I’ve been doing some work with Hadoop lately, and I just ran into an interesting problem with networking. This isn’t a bug, per se, but a conflict in my configuration.

I’m running on a laptop, using a pseudo-distributed cluster. That means all the different processes are running, but they’re all running on one box. That makes it possible to test jobs with full network communication, but without deploying to a production cluster.

I’m also working remotely, connecting to the corporate network by VPN. As is commonly done, our VPN is configured to completely separate the client machine from its local network. (If it didn’t, you could use the VPN machine to bridge the secure corporate network to your home ISP, coffeeshop, airport, etc.)

Here’s the problem: when on the VPN, my machine can’t talk to its own IP address. Right now, ifconfig reports the laptops IP address as 192.168.1.105. That’s the address associated with the physical NIC on the machine.

The odd part is that Hadoop mostly works this way. I’ve configured the name node, job tracker, task tracker, datanodes, etc. to all use “localhost”. I can use HDFS, I can submit jobs, and all the map tasks work fine. The only problem is that when the map tasks finish, the task tracker cannot send data from the map tasks to the reduce tasks.
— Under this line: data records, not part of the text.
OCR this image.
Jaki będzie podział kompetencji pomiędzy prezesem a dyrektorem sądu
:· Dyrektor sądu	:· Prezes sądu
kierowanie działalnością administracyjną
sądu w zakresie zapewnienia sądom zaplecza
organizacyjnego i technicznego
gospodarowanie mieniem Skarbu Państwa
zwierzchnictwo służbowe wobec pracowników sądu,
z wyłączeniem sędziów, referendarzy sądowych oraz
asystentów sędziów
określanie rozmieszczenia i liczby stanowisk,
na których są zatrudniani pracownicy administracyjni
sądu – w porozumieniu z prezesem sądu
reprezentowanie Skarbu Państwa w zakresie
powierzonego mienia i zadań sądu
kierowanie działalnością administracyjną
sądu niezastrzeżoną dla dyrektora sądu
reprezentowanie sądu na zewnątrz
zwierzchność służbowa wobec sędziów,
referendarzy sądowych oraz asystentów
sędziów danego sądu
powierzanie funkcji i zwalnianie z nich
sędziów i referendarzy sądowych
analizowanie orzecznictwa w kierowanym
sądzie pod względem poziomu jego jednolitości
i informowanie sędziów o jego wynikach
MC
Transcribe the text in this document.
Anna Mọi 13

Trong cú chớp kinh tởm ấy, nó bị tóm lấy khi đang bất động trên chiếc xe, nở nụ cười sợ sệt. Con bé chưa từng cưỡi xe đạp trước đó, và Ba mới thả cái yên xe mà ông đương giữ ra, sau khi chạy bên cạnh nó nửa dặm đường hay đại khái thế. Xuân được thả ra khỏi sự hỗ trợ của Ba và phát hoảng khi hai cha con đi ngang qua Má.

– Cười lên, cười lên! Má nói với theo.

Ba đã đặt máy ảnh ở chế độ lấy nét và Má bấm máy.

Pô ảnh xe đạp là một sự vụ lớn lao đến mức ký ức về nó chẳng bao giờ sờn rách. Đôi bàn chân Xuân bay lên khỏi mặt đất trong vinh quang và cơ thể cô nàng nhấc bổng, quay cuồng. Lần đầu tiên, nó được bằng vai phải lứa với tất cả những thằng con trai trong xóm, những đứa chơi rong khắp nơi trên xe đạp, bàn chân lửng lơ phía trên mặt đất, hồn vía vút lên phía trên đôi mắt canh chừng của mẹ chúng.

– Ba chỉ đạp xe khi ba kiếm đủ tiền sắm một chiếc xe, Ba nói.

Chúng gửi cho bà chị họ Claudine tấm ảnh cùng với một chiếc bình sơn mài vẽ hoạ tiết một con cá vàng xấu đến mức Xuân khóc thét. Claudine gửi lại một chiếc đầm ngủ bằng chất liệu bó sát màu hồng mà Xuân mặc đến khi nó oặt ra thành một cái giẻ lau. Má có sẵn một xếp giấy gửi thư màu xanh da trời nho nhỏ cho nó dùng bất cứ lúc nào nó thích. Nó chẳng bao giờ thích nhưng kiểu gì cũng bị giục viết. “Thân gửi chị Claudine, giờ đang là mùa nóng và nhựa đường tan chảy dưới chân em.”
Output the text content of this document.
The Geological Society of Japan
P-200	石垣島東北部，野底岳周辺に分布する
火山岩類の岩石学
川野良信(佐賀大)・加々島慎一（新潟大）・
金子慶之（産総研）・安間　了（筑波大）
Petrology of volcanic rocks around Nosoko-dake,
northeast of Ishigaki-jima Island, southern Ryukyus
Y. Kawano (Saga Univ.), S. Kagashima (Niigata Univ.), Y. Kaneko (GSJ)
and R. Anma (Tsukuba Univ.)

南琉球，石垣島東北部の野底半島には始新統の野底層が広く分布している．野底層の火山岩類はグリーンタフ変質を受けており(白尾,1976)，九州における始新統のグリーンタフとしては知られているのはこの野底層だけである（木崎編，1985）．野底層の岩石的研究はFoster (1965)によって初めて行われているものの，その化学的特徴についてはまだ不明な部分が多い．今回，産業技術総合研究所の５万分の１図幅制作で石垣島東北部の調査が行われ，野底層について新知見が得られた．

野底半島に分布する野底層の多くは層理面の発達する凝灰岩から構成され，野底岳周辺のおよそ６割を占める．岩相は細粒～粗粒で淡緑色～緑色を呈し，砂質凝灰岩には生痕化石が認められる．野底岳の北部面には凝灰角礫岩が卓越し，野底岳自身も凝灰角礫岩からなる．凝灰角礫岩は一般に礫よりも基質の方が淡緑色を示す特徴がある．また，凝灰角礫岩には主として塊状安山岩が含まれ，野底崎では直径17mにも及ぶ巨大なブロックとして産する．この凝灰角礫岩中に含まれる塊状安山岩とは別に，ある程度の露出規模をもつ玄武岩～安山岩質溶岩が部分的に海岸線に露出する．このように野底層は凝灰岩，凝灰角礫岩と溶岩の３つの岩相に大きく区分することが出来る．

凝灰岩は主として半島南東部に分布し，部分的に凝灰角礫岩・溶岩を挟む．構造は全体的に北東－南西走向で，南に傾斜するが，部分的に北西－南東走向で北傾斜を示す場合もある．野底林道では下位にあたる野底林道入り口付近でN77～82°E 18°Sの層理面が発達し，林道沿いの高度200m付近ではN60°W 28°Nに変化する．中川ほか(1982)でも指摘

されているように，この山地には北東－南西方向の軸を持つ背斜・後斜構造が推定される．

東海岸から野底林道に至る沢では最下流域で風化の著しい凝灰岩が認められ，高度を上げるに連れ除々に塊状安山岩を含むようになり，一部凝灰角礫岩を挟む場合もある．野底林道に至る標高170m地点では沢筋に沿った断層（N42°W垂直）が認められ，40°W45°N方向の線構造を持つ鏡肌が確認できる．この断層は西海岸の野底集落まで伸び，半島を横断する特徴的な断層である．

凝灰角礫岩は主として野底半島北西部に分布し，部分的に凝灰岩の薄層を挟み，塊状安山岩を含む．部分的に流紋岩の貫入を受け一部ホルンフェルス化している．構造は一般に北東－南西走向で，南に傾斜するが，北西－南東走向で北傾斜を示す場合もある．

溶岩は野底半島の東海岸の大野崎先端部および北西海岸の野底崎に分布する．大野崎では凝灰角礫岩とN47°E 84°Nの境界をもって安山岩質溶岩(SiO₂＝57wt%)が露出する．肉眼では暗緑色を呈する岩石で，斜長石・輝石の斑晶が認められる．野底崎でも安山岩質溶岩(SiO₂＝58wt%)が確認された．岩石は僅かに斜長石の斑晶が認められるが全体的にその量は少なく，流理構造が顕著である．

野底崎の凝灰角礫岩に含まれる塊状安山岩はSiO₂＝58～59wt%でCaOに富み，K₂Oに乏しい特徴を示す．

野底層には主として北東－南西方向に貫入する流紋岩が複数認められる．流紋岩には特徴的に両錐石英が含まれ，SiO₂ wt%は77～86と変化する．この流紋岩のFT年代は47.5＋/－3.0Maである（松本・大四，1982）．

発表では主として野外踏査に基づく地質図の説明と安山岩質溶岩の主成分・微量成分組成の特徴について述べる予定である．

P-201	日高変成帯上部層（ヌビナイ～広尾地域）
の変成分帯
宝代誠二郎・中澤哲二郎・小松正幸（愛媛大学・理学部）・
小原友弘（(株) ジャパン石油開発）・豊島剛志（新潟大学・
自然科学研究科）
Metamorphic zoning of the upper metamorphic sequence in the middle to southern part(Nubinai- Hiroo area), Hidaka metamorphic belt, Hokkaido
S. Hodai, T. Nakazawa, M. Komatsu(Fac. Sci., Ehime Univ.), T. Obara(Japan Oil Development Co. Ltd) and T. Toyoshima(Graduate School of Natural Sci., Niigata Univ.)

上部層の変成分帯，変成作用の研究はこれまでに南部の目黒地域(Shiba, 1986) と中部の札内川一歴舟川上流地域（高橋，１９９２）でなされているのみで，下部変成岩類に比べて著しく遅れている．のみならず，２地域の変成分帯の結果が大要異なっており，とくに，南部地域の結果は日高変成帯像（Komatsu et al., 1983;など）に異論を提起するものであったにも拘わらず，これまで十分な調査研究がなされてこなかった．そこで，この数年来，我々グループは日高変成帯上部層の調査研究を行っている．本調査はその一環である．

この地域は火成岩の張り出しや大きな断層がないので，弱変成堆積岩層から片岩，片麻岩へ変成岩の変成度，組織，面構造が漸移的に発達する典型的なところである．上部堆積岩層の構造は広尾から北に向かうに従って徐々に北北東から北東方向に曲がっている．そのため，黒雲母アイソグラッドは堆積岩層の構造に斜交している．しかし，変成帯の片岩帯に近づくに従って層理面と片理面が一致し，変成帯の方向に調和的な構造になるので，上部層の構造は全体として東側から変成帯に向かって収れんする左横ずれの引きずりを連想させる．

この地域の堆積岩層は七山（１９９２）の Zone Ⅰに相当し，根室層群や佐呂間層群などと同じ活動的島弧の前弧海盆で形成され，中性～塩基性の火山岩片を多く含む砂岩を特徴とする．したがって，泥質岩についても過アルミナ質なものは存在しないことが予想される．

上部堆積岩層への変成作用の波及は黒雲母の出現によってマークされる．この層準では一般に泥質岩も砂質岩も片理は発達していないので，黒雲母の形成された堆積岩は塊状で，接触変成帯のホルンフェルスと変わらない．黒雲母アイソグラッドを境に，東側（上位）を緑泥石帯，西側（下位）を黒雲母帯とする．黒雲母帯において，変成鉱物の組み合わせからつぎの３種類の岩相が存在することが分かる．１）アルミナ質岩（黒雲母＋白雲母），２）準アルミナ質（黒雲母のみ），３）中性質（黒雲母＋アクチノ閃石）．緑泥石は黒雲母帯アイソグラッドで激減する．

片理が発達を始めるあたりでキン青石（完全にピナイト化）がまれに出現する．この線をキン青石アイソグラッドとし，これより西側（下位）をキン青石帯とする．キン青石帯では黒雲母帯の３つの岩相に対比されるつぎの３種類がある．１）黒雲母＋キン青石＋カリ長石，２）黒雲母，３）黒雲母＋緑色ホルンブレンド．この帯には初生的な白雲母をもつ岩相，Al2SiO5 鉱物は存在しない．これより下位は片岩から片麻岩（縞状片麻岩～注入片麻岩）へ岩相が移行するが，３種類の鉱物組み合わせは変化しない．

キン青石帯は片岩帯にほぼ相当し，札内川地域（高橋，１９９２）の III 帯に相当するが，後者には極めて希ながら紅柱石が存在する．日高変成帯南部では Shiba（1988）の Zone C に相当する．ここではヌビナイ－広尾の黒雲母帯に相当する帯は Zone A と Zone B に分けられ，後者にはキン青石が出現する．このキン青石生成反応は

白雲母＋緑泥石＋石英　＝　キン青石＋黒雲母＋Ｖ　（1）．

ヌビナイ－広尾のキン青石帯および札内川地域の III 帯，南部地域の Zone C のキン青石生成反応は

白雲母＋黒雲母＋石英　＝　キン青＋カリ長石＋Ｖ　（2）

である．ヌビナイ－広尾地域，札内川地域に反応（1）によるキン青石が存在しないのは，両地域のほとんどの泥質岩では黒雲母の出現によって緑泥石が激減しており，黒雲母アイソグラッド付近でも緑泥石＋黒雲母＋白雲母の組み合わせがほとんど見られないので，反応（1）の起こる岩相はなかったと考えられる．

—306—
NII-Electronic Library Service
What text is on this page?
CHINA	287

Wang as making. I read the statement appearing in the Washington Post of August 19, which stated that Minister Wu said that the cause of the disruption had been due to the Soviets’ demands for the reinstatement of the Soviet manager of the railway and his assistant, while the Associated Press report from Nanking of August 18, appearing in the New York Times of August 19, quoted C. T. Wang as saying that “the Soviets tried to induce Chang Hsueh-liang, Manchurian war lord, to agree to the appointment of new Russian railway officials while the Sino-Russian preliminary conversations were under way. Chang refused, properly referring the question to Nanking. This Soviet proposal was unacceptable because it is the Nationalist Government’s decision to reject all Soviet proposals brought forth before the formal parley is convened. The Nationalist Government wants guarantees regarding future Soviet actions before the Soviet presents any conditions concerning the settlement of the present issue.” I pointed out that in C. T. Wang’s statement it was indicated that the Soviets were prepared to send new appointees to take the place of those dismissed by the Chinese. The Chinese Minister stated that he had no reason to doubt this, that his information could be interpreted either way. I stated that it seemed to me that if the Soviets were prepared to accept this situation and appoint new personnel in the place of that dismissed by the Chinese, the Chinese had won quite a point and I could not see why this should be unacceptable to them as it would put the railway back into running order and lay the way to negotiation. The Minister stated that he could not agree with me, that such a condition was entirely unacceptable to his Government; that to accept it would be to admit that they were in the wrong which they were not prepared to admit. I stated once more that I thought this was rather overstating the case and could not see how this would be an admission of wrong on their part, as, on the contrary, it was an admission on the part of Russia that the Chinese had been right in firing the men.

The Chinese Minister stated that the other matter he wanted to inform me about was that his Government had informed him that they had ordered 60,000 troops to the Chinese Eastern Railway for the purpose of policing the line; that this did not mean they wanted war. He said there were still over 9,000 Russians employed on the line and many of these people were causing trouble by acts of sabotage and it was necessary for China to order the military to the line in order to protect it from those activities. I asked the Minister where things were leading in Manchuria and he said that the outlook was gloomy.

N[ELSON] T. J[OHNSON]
The job appears to hang.

In the task tracker’s log file, I see reports every 20 seconds or so that say

2009-07-31 11:01:33,992 INFO org.apache.hadoop.mapred.TaskTracker: attempt_200907310946_003_r_000000_0 0.0% reduce > copy >

The instant I disconnected from the VPN, the copy proceeded and the reduce job ran.

I’m sure there’s a configuration property somewhere within Hadoop that I can change. When (if) I find it, I’ll update this post.